But any benefit from these shifts is likely to be incremental rather than dramatic. Meanwhile, the reset that’s so often urged on DeSantis — the idea that he needs to go hard after Trump’s unfitness for high office — is a theory supported by exactly zero polling evidence.

The reality is that if there were some obvious path to rising higher in the polls at this stage of the campaign, another Republican candidate would have probably discovered it. As The Dispatch’s Nick Catoggio, no great DeSantis admirer, pointed out a week ago, amid all the talk about his faltering campaign the Florida governor’s support “exceeds the combined share of every candidate who’s trailing him, a field that includes a sitting senator, two former governors, and the most recent former vice president of the United States.”

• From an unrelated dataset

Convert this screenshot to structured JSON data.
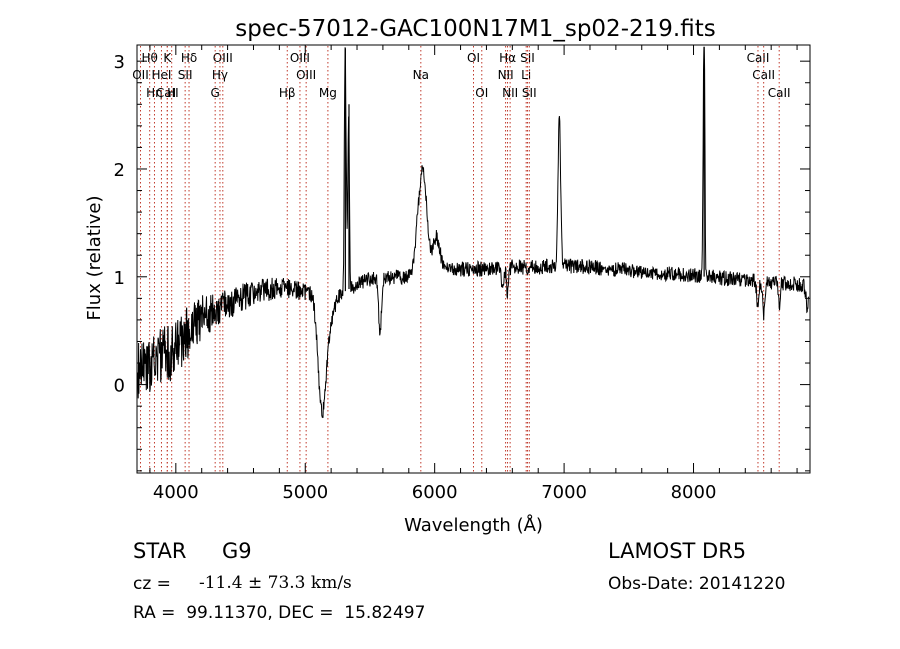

The Trump-friendly Vivek Ramaswamy, often portrayed as the breakout figure in the non-DeSantis field, stands just shy of 5 percent in the RealClearPolitics polling average. The most forthrightly anti-Trump figure, Chris Christie, stands at 2 percent. The sunny donor favorite Tim Scott is at 3 percent.

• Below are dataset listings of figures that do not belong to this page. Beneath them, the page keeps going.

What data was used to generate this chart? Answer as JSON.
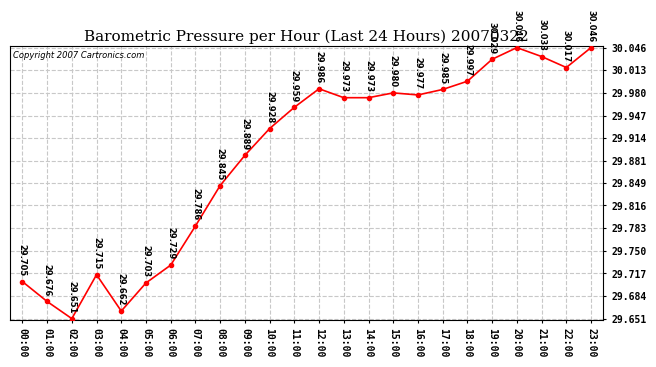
{
  "title": "Barometric Pressure per Hour (Last 24 Hours) 20070322",
  "copyright": "Copyright 2007 Cartronics.com",
  "hours": [
    0,
    1,
    2,
    3,
    4,
    5,
    6,
    7,
    8,
    9,
    10,
    11,
    12,
    13,
    14,
    15,
    16,
    17,
    18,
    19,
    20,
    21,
    22,
    23
  ],
  "hour_labels": [
    "00:00",
    "01:00",
    "02:00",
    "03:00",
    "04:00",
    "05:00",
    "06:00",
    "07:00",
    "08:00",
    "09:00",
    "10:00",
    "11:00",
    "12:00",
    "13:00",
    "14:00",
    "15:00",
    "16:00",
    "17:00",
    "18:00",
    "19:00",
    "20:00",
    "21:00",
    "22:00",
    "23:00"
  ],
  "values": [
    29.705,
    29.676,
    29.651,
    29.715,
    29.662,
    29.703,
    29.729,
    29.786,
    29.845,
    29.889,
    29.928,
    29.959,
    29.986,
    29.973,
    29.973,
    29.98,
    29.977,
    29.985,
    29.997,
    30.029,
    30.046,
    30.033,
    30.017,
    30.046
  ],
  "ylim_min": 29.649,
  "ylim_max": 30.048,
  "ytick_values": [
    29.651,
    29.684,
    29.717,
    29.75,
    29.783,
    29.816,
    29.849,
    29.881,
    29.914,
    29.947,
    29.98,
    30.013,
    30.046
  ],
  "line_color": "red",
  "marker_color": "red",
  "marker_style": "o",
  "marker_size": 3,
  "bg_color": "white",
  "plot_bg_color": "white",
  "grid_color": "#c8c8c8",
  "grid_style": "--",
  "title_fontsize": 11,
  "copyright_fontsize": 6,
  "label_fontsize": 6,
  "tick_fontsize": 7,
  "ytick_fontsize": 7
}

Those numbers make DeSantis’s stagnant 20 percent look pretty good, and his Trump-adjacent positioning like a much stronger play than the alternatives.

Yes, it’s not as strong as it looked during Trump’s postmidterm swoon. But the argument I made back then — that Trump was far more likely to lose in a fade than in a knockout — isn’t obviated by the fact that he hasn’t faded yet. Quite the reverse: It’s precisely Trump’s recovery and resilience amid multiplying indictments that suggests the futility of a Christie-style assault while leaving DeSantis’s more hedged strategy with a narrowing but still discernible path.

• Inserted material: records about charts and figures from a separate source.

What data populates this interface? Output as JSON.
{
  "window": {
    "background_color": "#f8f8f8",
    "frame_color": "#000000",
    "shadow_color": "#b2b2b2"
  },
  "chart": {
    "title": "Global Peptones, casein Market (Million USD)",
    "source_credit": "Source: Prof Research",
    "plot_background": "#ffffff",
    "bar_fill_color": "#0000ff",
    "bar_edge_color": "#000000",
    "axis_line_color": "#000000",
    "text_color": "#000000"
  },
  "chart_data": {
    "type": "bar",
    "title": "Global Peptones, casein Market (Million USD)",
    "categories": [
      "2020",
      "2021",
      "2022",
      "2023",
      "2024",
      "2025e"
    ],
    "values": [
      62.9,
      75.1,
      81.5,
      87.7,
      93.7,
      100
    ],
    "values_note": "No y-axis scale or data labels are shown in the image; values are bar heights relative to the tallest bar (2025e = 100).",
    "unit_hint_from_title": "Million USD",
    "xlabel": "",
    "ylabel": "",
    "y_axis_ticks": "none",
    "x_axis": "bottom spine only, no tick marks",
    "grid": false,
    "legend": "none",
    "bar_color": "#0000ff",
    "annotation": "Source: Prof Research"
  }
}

That path looks like this: First, in Iowa, DeSantis needs some of the very conservative voters who temporarily backed away from Trump after the midterms to back away again. Then in New Hampshire, he needs the momentum of an Iowa victory to reconcile the party’s moderates to the necessity of rallying to him, instead of sticking with Scott or Christie or Nikki Haley. Pull off that combination, and he’s well positioned for South Carolina, Florida and beyond.

There’s no reason to expect things to play out this way. We’ve seen repeatedly how Trump’s supporters always seem to want to return to him, and how Trump’s skeptics always seem incapable of uniting effectively. We haven’t seen enough potency from DeSantis-the-candidate to expect him to make those patterns break.

But sitting at 20 percent for a long time and then riding an early primary victory to consolidation is an imaginable scenario, at least, and one that tracks with recent examples of campaigns that first disappointed and ultimately surged. Whereas all the other scenarios for beating Trump, whether involving current contenders or some late-entering white knight, seem like wishcasting from Republicans who don’t want to settle for DeSantis.

Maybe this will change in the debate season, whose set pieces are more likely to reset DeSantis’s campaign than any move his team makes now while giving his rivals their best opportunities to shake his hold on second place.

But pending those confrontations, the disappointment with DeSantis doesn’t change the fact that the guy stagnating in second is more likely to finish first than all the distant others.